# GK purifier squad psycannon question



## CoolsBreeze (Nov 20, 2011)

Hey all, my army is in the process of being built and right now i'm deciding to build my purifiers and strike squads. If I make purifiers I plan to have two squads of purifiers with Crowe. If not then I'll just take a strike squad and purifier squad with no Crowe. But my questions is that I was wondering how many psycannons should i put in each squad? I've heard and read some comments saying that 4 psycannons for a 10 man purifier squad is a little silly. Especially since purifiers excel at CC. So then I decided to have 2 psycannons in each 10 man squad. One squad will be transported via Stormraven and the other through a rhino. So now I'm just wondering how many psycannons do you people who play GK have in your purifiers or strike squads?

Thanks.


----------



## don_mondo (Jan 28, 2007)

None of the GK players here run purifiers. Now 4 x psyfleman dreads with Psyback spam, yes.


----------



## mcmuffin (Mar 1, 2009)

Put the full 4 psycannons in the purifiers, that way you can combat squad them if needs be. IMO, purifiers are more powerful at shooting that at close combat. Also, GK struggle against av 14, so the more rending shots you have the better. I disagree with the 4 Psyflemen list, its just net-listing. You are putting all of your firepower in models that can be destroyed by a single shot, while the purifiers can take Psybacks and still absorb hits when their transport is destroyed.


----------



## CoolsBreeze (Nov 20, 2011)

So 4 full psycannons in the purifiers and all CC weps for the Strike squad? Psybacks i'm assuming are psycannon boys riding the razorback right?


----------



## paolodistruggiuova (Feb 24, 2010)

no, put 4 psycannons on purifiers and 2 on strike squad, you can never have too many psycannons 

a Psyback is a razorback with heavy bolter and psyammo (or with assault cannon and psyammo to emulate a psycannon)


----------



## CoolsBreeze (Nov 20, 2011)

Cool I do love those psycannons, however I haven't personally seen how they fare in ranged and CC with purifiers and maxed out psycannons. Any personal experiences?


----------



## Fallen (Oct 7, 2008)

as others have said, more psycannons the better...they're EVIL!

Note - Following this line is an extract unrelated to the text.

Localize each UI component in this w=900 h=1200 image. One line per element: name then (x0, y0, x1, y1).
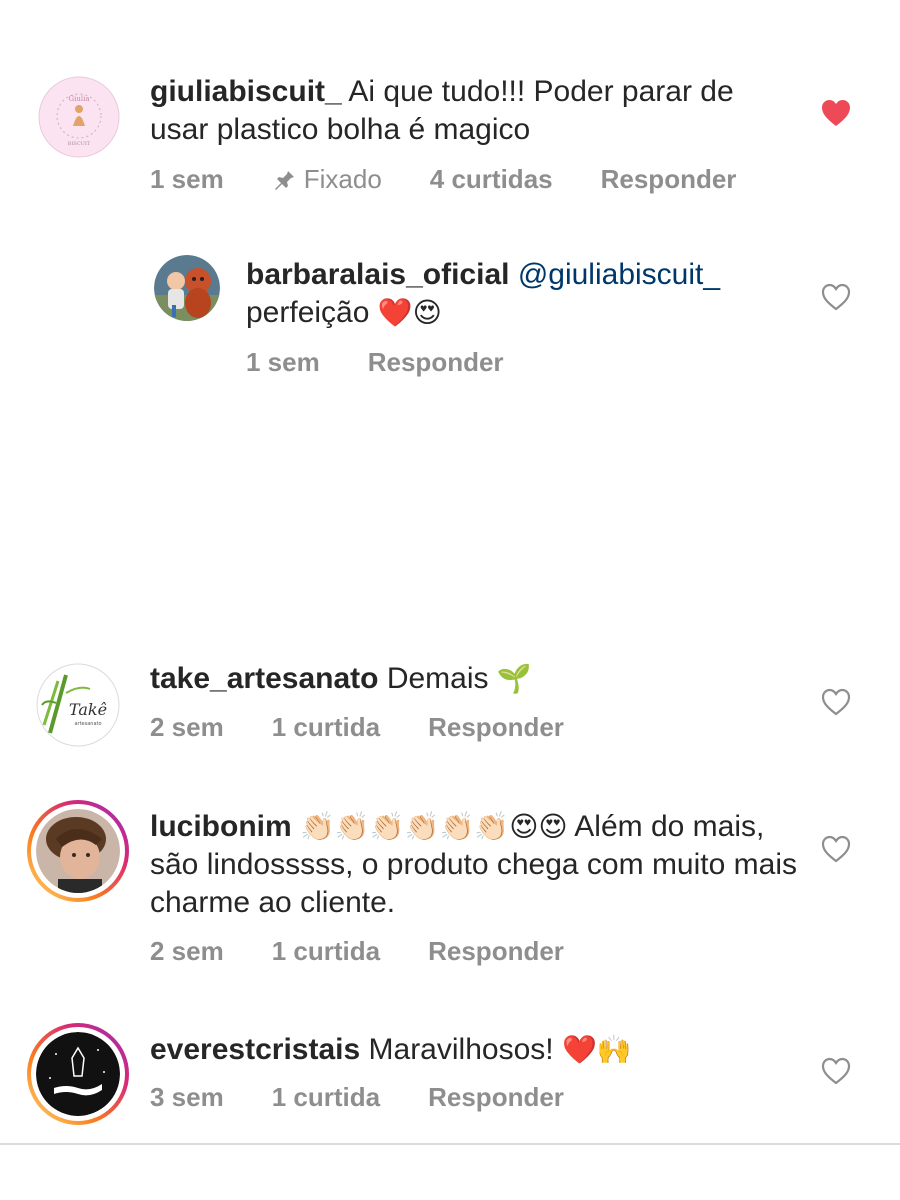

4 in a purifier squad + psyback (or not - Deepstrike instead) and combat squad them, ALL the psycannons + a dude sit back and become a "devastator" squad, and the rest + sargent w/demon hammer (or whatever their PF of doom is...) go forth and kill shit in CC.

same concept with the strike squads.


----------



## mixer86 (Jul 29, 2010)

i have a friend who runs 5, 5 man purifier squads in rhinos, 2 psycannons per squad, 3 psylfeman dreads, crowe and and inquistor and assasin.

This list is brutal, he just sits in his rhinos and peppers you with psycannons forcing you to destroy his rhinos before you can get at the squad, and even then he'll be getting the charge. i've seen countless opponents try to out shoot him and fail, then i witnessed many try to out combat him only to watch cleansing flame wipe out half their squad before the grey knights even strike in anger!

its beatable, but its nasty.


----------



## DeathKlokk (Jun 9, 2008)

Yaarrrg, there be no Rules question here.... [/pirate voice]

::click::


----------



## CoolsBreeze (Nov 20, 2011)

Hey all I was thinking of giving a quick design build that I have so far and wanted to see what you guys thought of it. Since I'm doing a purifier build I'm just going to focus on the purifiers and psycannon awesomeness. This is just a rough build and if its good i plan on building it from this

Crowe
5 Purifiers, 2 psycannons, 1 hammer, 2 halberds, Rhino
5 Purifiers, 2 psycannons, 1 hammer, 2 halberds, Rhino
6 Purifiers, 1 hammer, 4 halberds, Razorback with psybolt ammo
10 Purifiers, 4 psycannons
(Still working on other units)


----------